Kesimpulan Savitri pun tidak mengingkari hal ini: keberlanjutan secara ekonomi adalah bagian penting dari pelestarian seni. Romantisme semata tidak bisa membayar sewa studio. Dan meskipun wacana dan teori itu penting, kadang yang lebih mendesak untuk ditanyakan adalah: apakah senimannya masih bisa terus berkarya?
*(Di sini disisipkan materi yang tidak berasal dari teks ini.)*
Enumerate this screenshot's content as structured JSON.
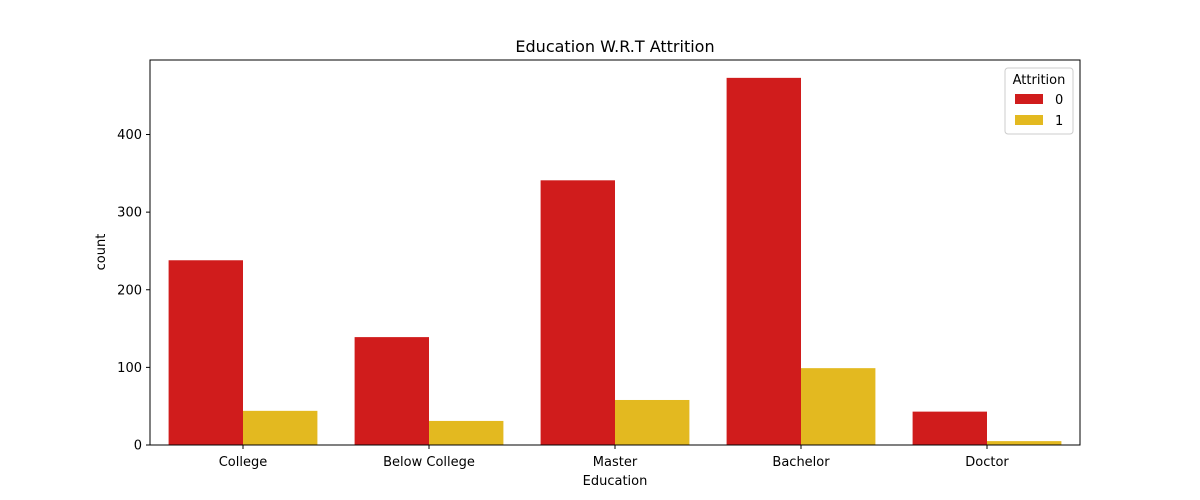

Lalu, Mengapa Ini Penting?

Proyek ini penting karena memberi ruang kepada para seniman Tegallalang bukan hanya demi charity works atau nostalgia. Ini tentang meluruskan kembali narasi. Mereka bukan harta karun tersembunyi yang menunggu ditemukan. Mereka sudah lama ada—bekerja dalam diam, berkarya dalam ketekunan. RAD hanya membantu dengan memberikan wadah.

Mengakui peran pasar dalam keberlangsungan mereka bukan berarti menjual idealisme. Justru sebaliknya: ini adalah pengakuan terhadap apa yang dibutuhkan agar tradisi bisa tetap hidup, agar karya terus berlanjut, agar sistem yang belum hadir bisa perlahan dibangun. Di tengah dunia yang terus-menerus mengejar hal baru, barangkali yang kita perlukan adalah memelankan langkah sejenak. Untuk memperhatikan apa yang telah ada: yang bertahan, yang membumi, yang tetap lokal tanpa harus minta izin.

Dan mungkin, finesse tidak selalu datang dalam wujud kemewahan atau gengsi. Kadang hal itu muncul dalam bentuk yang paling tenang—ketekunan yang terus mengukir, melukis, dan mencipta, semata karena rasa cinta pada seni itu sendiri.